Rotary learns about JLARC commission

WEST POINT — Did Old Dominion University's addition of football in 2009 cause a rise in mandatory student athletic fees? Did Longwood University's move to NCAA Division I result in higher fees for students? Will year-round schooling for Virginia's K-12 student result in higher Standards of Learning test scores? If a committee of the Virginia General Assembly wants to know the answer to these and many more questions that might impact legislation they are considering, the Joint Legislative Audit and Review Commission or JLARC for short is available to help. The guest of club member Paul Diggs, the Executive Director of JLARC, Hal Greer visited the Rotary Club of West Point last Thursday to explain the work of his agency.

Of course JLARC does more than simply answer questions. In fact the answers to many questions are the result of an investigation launched by JLARC. "We're generalists, sometimes we have to go out and learn about something that we didn't know about before we started," explained Greer. According to its website, "JLARC is the oversight agency of the Virginia General Assembly, established to evaluate the operations and performance of State agencies and programs." Other main objectives of the commission include recommending program and agency saving, findings ways to better accomplish program and agency objectives and ensuring laws are being carried out as the state legislature intended.
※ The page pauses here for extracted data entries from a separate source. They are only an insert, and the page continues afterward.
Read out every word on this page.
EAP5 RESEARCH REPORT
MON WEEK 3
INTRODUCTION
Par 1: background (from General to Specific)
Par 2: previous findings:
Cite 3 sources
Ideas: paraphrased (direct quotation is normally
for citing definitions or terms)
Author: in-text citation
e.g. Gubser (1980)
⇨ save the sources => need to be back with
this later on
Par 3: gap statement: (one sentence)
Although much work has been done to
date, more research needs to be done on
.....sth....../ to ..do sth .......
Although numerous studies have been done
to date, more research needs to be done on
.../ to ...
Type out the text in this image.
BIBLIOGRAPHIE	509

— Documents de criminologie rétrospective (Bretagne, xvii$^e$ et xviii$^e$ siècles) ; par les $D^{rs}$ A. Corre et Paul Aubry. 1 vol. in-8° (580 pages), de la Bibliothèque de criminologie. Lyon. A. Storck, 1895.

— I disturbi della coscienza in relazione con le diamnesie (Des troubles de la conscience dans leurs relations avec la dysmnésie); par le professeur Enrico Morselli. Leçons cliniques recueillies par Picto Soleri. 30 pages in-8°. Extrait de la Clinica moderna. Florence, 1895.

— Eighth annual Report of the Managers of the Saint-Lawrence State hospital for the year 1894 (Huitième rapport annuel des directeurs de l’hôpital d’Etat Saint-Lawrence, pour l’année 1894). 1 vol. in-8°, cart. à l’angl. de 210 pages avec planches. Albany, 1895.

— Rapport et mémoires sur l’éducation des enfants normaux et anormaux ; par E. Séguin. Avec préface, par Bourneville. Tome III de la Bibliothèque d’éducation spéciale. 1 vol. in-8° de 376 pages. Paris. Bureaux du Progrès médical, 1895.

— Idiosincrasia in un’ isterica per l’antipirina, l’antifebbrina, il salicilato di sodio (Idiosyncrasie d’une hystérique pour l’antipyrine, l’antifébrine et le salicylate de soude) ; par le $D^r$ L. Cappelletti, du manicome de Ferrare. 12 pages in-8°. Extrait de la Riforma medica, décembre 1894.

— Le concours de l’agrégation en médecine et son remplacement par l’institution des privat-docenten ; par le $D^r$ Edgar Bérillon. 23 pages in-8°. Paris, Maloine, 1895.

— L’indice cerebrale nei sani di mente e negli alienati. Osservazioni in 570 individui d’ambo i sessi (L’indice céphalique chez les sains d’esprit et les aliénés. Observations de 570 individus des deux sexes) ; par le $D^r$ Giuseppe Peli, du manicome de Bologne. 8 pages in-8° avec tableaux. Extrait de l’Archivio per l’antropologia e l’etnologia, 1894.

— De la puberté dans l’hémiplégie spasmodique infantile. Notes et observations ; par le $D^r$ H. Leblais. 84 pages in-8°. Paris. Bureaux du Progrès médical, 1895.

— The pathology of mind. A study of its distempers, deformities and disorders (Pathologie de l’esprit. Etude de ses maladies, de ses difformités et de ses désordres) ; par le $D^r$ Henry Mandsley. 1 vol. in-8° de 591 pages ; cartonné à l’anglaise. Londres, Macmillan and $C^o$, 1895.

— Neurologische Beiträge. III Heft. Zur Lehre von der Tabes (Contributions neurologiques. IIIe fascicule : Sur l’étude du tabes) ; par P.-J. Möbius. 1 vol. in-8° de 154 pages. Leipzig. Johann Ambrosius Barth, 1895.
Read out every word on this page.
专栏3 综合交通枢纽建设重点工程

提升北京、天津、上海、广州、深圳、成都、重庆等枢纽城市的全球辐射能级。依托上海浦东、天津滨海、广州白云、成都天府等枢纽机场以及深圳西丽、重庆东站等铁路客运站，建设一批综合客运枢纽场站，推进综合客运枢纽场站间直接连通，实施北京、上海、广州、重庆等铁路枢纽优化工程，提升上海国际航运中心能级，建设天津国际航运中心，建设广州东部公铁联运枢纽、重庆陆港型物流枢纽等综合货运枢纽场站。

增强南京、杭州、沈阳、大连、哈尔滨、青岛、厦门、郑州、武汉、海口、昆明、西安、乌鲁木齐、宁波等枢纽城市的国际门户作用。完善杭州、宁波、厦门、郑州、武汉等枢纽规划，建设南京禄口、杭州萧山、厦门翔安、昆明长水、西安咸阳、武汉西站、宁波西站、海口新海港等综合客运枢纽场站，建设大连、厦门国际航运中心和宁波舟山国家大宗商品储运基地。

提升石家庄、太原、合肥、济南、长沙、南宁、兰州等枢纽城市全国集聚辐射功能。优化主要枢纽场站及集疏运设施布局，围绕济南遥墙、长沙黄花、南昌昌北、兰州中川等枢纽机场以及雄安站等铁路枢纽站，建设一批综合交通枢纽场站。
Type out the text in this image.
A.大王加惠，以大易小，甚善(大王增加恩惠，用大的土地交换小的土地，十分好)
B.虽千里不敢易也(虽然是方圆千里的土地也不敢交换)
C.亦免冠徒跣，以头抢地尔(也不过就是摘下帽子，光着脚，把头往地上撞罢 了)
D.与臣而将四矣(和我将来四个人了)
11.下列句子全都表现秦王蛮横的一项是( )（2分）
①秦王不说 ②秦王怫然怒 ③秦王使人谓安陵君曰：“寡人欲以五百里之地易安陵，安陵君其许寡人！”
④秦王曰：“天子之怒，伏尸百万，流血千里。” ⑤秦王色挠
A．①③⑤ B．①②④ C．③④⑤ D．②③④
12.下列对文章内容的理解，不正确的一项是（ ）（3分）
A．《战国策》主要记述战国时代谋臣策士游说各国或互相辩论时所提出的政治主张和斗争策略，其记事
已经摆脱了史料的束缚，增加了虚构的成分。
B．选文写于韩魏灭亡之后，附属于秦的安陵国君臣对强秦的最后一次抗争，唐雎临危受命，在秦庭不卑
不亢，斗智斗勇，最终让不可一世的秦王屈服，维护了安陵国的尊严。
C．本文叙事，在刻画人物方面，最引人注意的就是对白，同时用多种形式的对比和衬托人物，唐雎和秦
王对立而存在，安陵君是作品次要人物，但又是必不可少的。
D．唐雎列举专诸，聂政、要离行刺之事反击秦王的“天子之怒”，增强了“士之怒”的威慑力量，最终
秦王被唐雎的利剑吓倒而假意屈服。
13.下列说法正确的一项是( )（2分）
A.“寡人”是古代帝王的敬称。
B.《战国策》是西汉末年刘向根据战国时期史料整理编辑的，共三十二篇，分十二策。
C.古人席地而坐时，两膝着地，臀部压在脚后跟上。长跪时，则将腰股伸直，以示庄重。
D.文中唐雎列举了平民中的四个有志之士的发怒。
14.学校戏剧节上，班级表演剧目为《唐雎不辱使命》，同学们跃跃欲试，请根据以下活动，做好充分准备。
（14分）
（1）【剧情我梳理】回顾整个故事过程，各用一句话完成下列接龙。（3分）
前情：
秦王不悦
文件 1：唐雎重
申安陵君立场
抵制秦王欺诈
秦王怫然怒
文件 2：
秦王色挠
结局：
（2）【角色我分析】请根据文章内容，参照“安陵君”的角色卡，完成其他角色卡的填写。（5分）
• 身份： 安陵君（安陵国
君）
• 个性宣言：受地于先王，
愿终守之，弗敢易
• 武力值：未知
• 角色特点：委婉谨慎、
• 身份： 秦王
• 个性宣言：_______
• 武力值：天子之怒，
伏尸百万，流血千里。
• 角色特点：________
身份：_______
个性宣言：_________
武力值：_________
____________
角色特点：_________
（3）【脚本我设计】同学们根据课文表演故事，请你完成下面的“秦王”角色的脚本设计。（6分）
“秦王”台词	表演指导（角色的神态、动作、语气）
Even though studies by JLARC are initiated by the General Assembly, anyone with access to the Internet can view their website (http://jlarc.virginia.gov) and use the information gathered by the agency. In addition to the study on year-round schools, recent studies have covered subjects as diverse as the Virginia Retirement System and the Virginia Ports Authority. A particularly interesting yearly study is Virginia Compared to the Other States which compares the Commonwealth with the other states in regard to everything from population, per capita income, and unemployment rates to per pupil school funding (Virginia $4411) and state corrections expenditures per offender (Virginia $11,858).

By the way, football at ODU and moving up to Division I at Longwood did result in higher mandatory fees for students and even though there were some increases for specific student subgroups, JLARC found "no appreciable difference in SOL test scores of general student populations at year-round schools compared to traditional calendar schools."